Wake me up when September ends! Time moves. Didn’t even notice where the last two weeks went. Fork.. erm.. forks and things on Steem. Hard to keep up, even when one tries. My excitement about Steemfest is growing day by day. Can’t wait to do all the exploring in the stranger land that doesn’t even exist on my map or in my imagination.

Until then I did a bit of local exploration together with friends. On the right bank of the scenic river Gauja sits the white sandstone outcrops called Sietiņiezis. One of the biggest in Latvia and the Baltics reaching up to fifteen meters high. Last time I visited the place I was still a kid and I have almost no recollection from that time. Strange how our memories fade after a while. In my mind, I imagined them a lot less significant in size.

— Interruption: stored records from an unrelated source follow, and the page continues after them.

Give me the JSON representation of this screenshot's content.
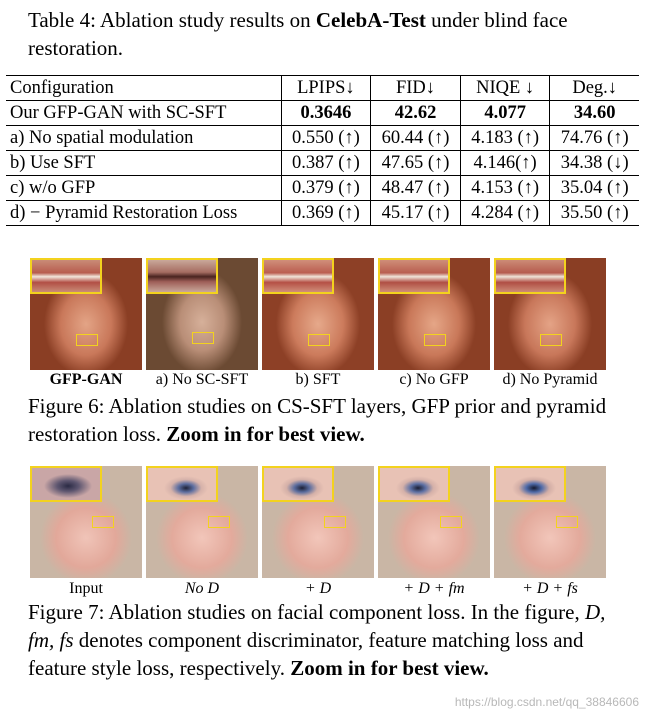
{
  "table4": {
    "caption_prefix": "Table 4: Ablation study results on ",
    "caption_bold": "CelebA-Test",
    "caption_suffix": " under blind face restoration.",
    "headers": [
      "Configuration",
      "LPIPS↓",
      "FID↓",
      "NIQE ↓",
      "Deg.↓"
    ],
    "ours": [
      "Our GFP-GAN with SC-SFT",
      "0.3646",
      "42.62",
      "4.077",
      "34.60"
    ],
    "rows": [
      [
        "a) No spatial modulation",
        "0.550 (↑)",
        "60.44 (↑)",
        "4.183 (↑)",
        "74.76 (↑)"
      ],
      [
        "b) Use SFT",
        "0.387 (↑)",
        "47.65 (↑)",
        "4.146(↑)",
        "34.38 (↓)"
      ],
      [
        "c) w/o GFP",
        "0.379 (↑)",
        "48.47 (↑)",
        "4.153 (↑)",
        "35.04 (↑)"
      ],
      [
        "d) − Pyramid Restoration Loss",
        "0.369 (↑)",
        "45.17 (↑)",
        "4.284 (↑)",
        "35.50 (↑)"
      ]
    ]
  },
  "figure6": {
    "labels": [
      "GFP-GAN",
      "a) No SC-SFT",
      "b) SFT",
      "c) No GFP",
      "d) No Pyramid"
    ],
    "caption_plain": "Figure 6: Ablation studies on CS-SFT layers, GFP prior and pyramid restoration loss. ",
    "caption_bold": "Zoom in for best view."
  },
  "figure7": {
    "labels": [
      "Input",
      "No D",
      "+ D",
      "+ D + fm",
      "+ D + fs"
    ],
    "caption_prefix": "Figure 7: Ablation studies on facial component loss. In the figure, ",
    "caption_italic": "D, fm, fs",
    "caption_middle": " denotes component discriminator, feature matching loss and feature style loss, respectively. ",
    "caption_bold": "Zoom in for best view."
  },
  "watermark": "https://blog.csdn.net/qq_38846606",
  "colors": {
    "highlight_box": "#f3d21e"
  }
}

Sandstone can be affected by temperature and water fluctuations. Sietiņiezis has changed a lot over time. One of the most recognizable sandstone arches is now collapsed. People are not much of a help either. Although it is forbidden to leave any markings on the sandstone, the whole surface seems to be riddled with them. Even at the highest, hardest to reach spots. Caveman instincts? Why is it so important for us to scratch those I was here messages? Because we are so important in the grand scheme of things? Silly. Even those markings will be swept away by time.

Velnala or Devil’s cave

In Latvian folklore, the devil is playing one of the central roles. In many folktales about how certain places came to be, it is due to the works of the devil. When people couldn’t explain the strangeness in nature, they were looking for some supernatural explanations. Sietiņiezis and Devil’s cave was home of the devil himself. One of the sandstone pillars is also named Devil’s heel. That is where the devil jumped across the river Gauja and went on doing his devilish deeds. Except sometimes it didn’t work out because of the roosters. Our devil somehow is always scared of the rooster singing. It is also one of the reasons why many churches in Latvia have metal roosters on top of towers. To keep the devil away.

The scent of pine forest was in the air

Rare sighting of the mud dog

You can find mud dogs anywhere by water. The mud dogs need to find an object to dig around. This fine specimen has chosen a piece of wood as the central focus. You might think she will hide the piece of wood in the ground as some dogs do with bones. Wrong! Mud dogs love the cooling effect of the ground so they just sleep the hole they have dug happily like this one while sharpening its teeth on the wood.

Kalējala or Blacksmith’s cave, Latvia

We also visited the Blacksmith’s cave. It is safe to go inside the cave and sometimes if you visit at the right time, little wing rats are hanging from the ceiling. No bats this time though as they all are migrating and feeding for the winter. There were plenty of moths instead to keep us company. Somehow caves are a bit scary to me as I always keep imagining them collapsing. So I can never be in there for too long. Maybe I am a bit claustrophobic too.

That’s it this time! Thank you for sticking around and hope you enjoyed what I managed to capture!